Stanley Druckenmiller: What Should Investors Do If They’re In A ‘Slump’

Johnny HopkinsInvesting Strategy, Stanley DruckenmillerLeave a Comment

Here’s a great interview with investing legend Stanley Druckenmiller at Real Vision in which he discusses the importance of investors knowing whether they’re currently ‘hot’ or ‘cold’ with regards picking investments. He also provides some great insights into what you should do if you find yourself in an investing slump.

Here’s an excerpt from that interview:

One of the lucky things was the way my industry prices. You price on in at the end of the year. You take a percentage or whatever profit you made for that year. So at the end of the year psychologically and financially you reset to zero.

Last year’s profits are yesterday’s news so I would always be a crazy person when I was down in a year. But I know, because I like to gamble, that in Las Vegas ninety percent of the people that go there lose… and the odds are only 33 to 32 against you in most of the big games. So how can ninety percent lose?
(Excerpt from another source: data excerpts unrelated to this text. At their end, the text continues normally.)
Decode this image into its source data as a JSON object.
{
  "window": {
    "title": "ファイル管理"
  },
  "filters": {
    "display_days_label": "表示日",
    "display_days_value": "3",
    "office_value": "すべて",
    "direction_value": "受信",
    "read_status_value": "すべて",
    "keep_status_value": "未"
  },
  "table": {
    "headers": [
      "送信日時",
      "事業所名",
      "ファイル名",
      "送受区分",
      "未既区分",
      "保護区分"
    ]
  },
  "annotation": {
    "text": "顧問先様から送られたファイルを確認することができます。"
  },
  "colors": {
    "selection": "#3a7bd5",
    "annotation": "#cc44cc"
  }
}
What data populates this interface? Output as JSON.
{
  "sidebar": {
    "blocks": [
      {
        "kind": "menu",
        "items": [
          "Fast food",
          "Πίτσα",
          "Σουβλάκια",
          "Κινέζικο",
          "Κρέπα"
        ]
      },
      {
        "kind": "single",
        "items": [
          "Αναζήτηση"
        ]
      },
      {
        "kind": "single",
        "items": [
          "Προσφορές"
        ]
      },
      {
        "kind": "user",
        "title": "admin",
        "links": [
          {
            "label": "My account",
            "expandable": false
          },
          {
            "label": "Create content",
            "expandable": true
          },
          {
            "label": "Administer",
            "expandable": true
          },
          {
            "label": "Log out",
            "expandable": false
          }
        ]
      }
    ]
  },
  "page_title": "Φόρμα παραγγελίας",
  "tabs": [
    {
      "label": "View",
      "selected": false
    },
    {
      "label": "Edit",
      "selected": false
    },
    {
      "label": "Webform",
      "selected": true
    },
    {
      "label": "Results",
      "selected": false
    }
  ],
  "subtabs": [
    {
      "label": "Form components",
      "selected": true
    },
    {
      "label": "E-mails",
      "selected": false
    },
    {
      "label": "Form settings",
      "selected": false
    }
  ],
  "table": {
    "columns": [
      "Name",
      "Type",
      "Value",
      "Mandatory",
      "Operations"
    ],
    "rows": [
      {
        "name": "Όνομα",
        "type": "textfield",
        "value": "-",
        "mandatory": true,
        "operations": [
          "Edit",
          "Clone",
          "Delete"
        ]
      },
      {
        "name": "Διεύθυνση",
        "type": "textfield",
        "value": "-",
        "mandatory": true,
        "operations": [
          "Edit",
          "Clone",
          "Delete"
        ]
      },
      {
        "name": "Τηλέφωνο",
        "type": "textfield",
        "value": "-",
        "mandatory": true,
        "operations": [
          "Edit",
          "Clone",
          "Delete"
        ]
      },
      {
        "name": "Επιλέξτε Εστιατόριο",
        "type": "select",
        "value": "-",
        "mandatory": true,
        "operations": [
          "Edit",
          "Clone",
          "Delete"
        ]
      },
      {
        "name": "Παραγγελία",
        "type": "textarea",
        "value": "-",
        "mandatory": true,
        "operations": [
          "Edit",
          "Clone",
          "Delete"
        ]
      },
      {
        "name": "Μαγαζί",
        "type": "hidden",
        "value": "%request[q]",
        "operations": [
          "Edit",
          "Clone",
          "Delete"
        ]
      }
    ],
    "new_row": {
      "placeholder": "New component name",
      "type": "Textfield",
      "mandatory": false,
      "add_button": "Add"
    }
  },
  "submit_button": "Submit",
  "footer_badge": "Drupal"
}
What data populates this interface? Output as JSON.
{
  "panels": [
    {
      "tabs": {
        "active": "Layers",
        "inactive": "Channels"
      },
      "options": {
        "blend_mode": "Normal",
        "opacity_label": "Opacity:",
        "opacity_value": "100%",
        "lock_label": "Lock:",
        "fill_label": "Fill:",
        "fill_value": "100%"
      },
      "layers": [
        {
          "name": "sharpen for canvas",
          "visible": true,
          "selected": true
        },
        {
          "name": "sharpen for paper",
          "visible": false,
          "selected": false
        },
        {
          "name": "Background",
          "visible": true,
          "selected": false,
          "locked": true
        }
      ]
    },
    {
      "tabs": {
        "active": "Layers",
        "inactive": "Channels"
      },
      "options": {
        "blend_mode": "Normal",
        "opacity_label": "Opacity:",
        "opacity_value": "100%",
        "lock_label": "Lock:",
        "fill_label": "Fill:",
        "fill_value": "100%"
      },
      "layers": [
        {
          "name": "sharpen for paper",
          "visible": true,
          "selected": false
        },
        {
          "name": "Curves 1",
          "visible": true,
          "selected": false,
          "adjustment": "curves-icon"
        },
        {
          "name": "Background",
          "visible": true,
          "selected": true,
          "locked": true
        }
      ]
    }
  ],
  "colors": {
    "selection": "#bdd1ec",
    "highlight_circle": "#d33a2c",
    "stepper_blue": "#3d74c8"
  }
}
It’s because they want to go home and brag that they won money. So when they’re winning and they’re hot they’re very very cautious and when they’re cold and losing money they’re betting big because they want to go home and tell their wife or their friends they made money. Which is completely irrational.

So this is important because I don’t think anyone has ever said it before:

One of my most important jobs as a money manager was to understand whether I was hot or cold.

Life goes in streaks and like a hitter in baseball, sometimes a money manager is seeing the ball and sometimes they’re not. If you’re managing money you must know whether you’re cold or hot, and in my opinion when you’re cold you should be trying for bunts. You shouldn’t be swinging for the fences. You got to get back in a rhythm. So that’s pretty much how I operated it.

If I was down I had not earned the right to play big and the little bets you’re talking about were simply on to tell me had I re-established a rhythm and was I starting to make hits again.

The example I gave you of the Treasury bet in 2000, it’s a total violation of that which shows you how much conviction I had. So this dominates my thinking but, if a once-in-a-lifetime opportunity comes along you can’t sit there and go, oh I have not earned the right.

Now I will also say that was after a four-month break. My mind was fresh, my mind was clean, and I will go to my grave believing if I hadn’t taken that sabbatical I would have never seen that in September and I would have never made that bet.

It’s because I had been freed up and I didn’t need to be hitting singles because I came back and it was clear and I was fresh. It was like the beginning of the season so I wasn’t hitting bad yet. I had flushed that all out. But it is really really important if you’re a money manager to know when you’re seeing the ball. It’s a huge function of success or failure.